Menurut Tasya, seharusnya terdapat fasilitas indoor yang memfasilitasi mahasiswa hingga 24 jam. Ia bahkan mengaku iri dengan mahasiswa dari kampus lain seperti Institut Teknologi Bandung (ITB) dan Universitas Diponegoro (Undip). 

“Mereka itu bisa seharian sampai malam di kampus dan punya pola belajar yang kuat. Mereka bisa ganti-gantian ngebahas soal. Aku ingin sekali bisa merasakan nikmatnya belajar seperti itu,” ungkap Tasya.

Tasya juga menilai lebih baik di mushola hingga malam karena kalau di kampus vibes belajar itu akan lebih terasa ketimbang harus di kos. 

Tak luput Tasya juga mengeluhkan minimnya stop kontak di lorong kampus, hingga Wifi yang kurang memadai. 
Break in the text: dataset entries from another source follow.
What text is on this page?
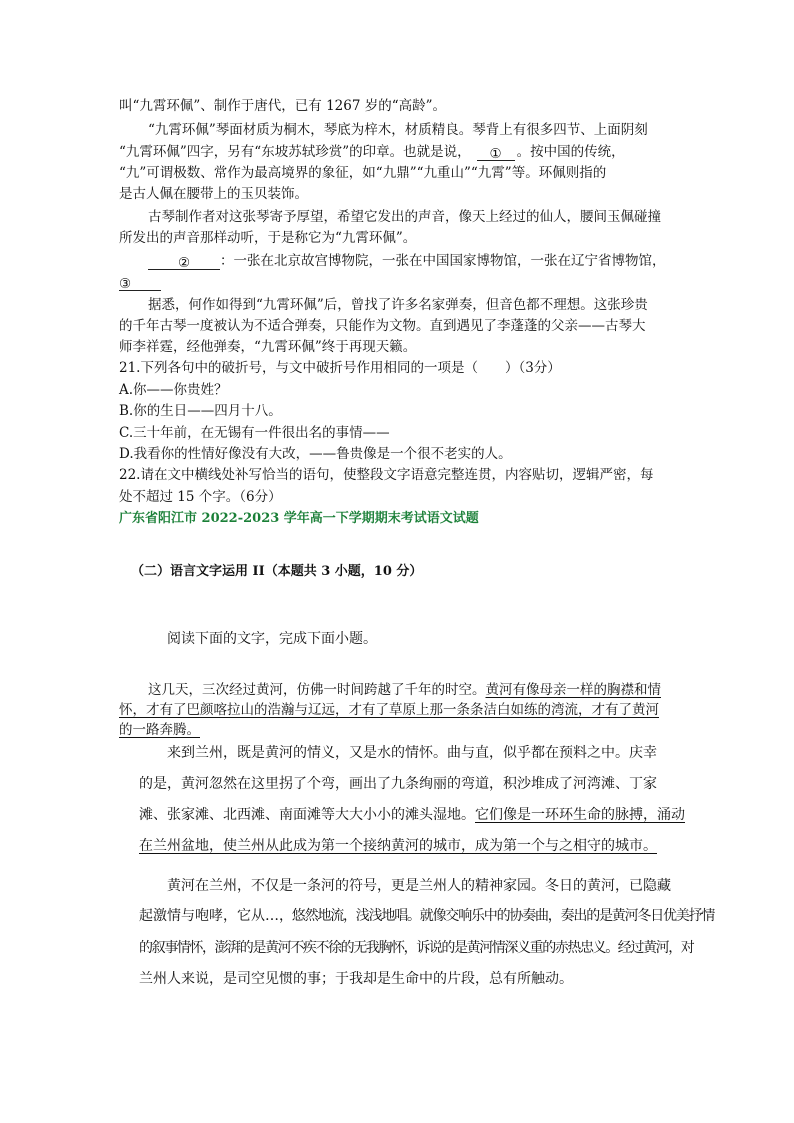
叫“九霄环佩”、制作于唐代，已有 1267 岁的“高龄”。
“九霄环佩”琴面材质为桐木，琴底为梓木，材质精良。琴背上有很多四节、上面阴刻
“九霄环佩”四字，另有“东坡苏轼珍赏”的印章。也就是说， ① 。按中国的传统，
“九”可谓极数、常作为最高境界的象征，如“九鼎”“九重山”“九霄”等。环佩则指的
是古人佩在腰带上的玉贝装饰。
古琴制作者对这张琴寄予厚望，希望它发出的声音，像天上经过的仙人，腰间玉佩碰撞
所发出的声音那样动听，于是称它为“九霄环佩”。
② ：一张在北京故宫博物院，一张在中国国家博物馆，一张在辽宁省博物馆，
③
据悉，何作如得到“九霄环佩”后，曾找了许多名家弹奏，但音色都不理想。这张珍贵
的千年古琴一度被认为不适合弹奏，只能作为文物。直到遇见了李蓬蓬的父亲——古琴大
师李祥霆，经他弹奏，“九霄环佩”终于再现天籁。
21.下列各句中的破折号，与文中破折号作用相同的一项是（　　）（3分）
A.你——你贵姓？
B.你的生日——四月十八。
C.三十年前，在无锡有一件很出名的事情——
D.我看你的性情好像没有大改，——鲁贵像是一个很不老实的人。
22.请在文中横线处补写恰当的语句，使整段文字语意完整连贯，内容贴切，逻辑严密，每
处不超过 15 个字。（6分）
广东省阳江市 2022-2023 学年高一下学期期末考试语文试题
（二）语言文字运用 II（本题共 3 小题，10 分）
阅读下面的文字，完成下面小题。
这几天，三次经过黄河，仿佛一时间跨越了千年的时空。黄河有像母亲一样的胸襟和情
怀，才有了巴颜喀拉山的浩瀚与辽远，才有了草原上那一条条洁白如练的湾流，才有了黄河
的一路奔腾。
来到兰州，既是黄河的情义，又是水的情怀。曲与直，似乎都在预料之中。庆幸
的是，黄河忽然在这里拐了个弯，画出了九条绚丽的弯道，积沙堆成了河湾滩、丁家
滩、张家滩、北西滩、南面滩等大大小小的滩头湿地。它们像是一环环生命的脉搏，涌动
在兰州盆地，使兰州从此成为第一个接纳黄河的城市，成为第一个与之相守的城市。
黄河在兰州，不仅是一条河的符号，更是兰州人的精神家园。冬日的黄河，已隐藏
起激情与咆哮，它从…，悠然地流，浅浅地唱。就像交响乐中的协奏曲，奏出的是黄河冬日优美抒情
的叙事情怀，澎湃的是黄河不疾不徐的无我胸怀，诉说的是黄河情深义重的赤热忠义。经过黄河，对
兰州人来说，是司空见惯的事；于我却是生命中的片段，总有所触动。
Dari ceritanya Tasya kita mengetahui, bahwa kampus Unmul sangat memerlukan sebuah fasilitas agar mahasiswa bisa lebih fokus belajar. Peluang hadirnya public spacestudent lounge di Fakultas Pertanian sangat memungkinkan. 

Adanya gedung dekanat dan TU yang baru akan sangat berpeluang gedung lama bisa dijadikan tempat mahasiswa untuk belajar, mengerjakan tugas bersama.

Tasya menambahkan prestasi lainnya yang ia dapatkan, yakni pendanaan dari Program Indofood Riset Nugraha yang diberikan oleh PT. Indofood Sukses Makmur Tbk. 

Dari program tersebut total ada 80 penerima manfaat, dan ia satu-satunya mahasiswa dari Unmul yang mendapatkan pendanaan dari program tersebut.

Dari mushola ia banyak belajar, namun keadaan sekarang sudah berubah karena portal sudah ditutup setengah tujuh malam.

Tasya kembali membahas soal bagaimana perasaan dan nikmatnya belajar di Mushola, ia menjelaskan keberadaan tempat seperti itu harus bisa lebih luas lagi.

“Sebenarnya enggak ada yang ditakuti di Mushola, ada lelaki hidung belang, enggak ada sebenarnya. Tempat itu paling aman karena selalu ada security.”

Terakhir, Tasya memberikan pesannya, pesan itu untuk Faperta yang seandainya ada mahasiswa berprestasi, fakultas hanya numpang nama. 

“Tolong Faperta bisa lebih mengapresiasi, minimal dapat sertifikat penghargaan gitu,” lanjut Tasya. 

Menurutnya, ia sudah turut membanggakan fakultas dan universitas. Namun, hanya mendapat apresiasi dari dosen peternakan. 

“Semoga adik-adik tingkat bisa lebih diperhatikan lagi,” tutupnya. 

Artikel ini merupakan hasil liputan kontributor Aqwam Naufal Fadhlullah, mahasiswa Program Studi Agribisnis, Faperta 2020.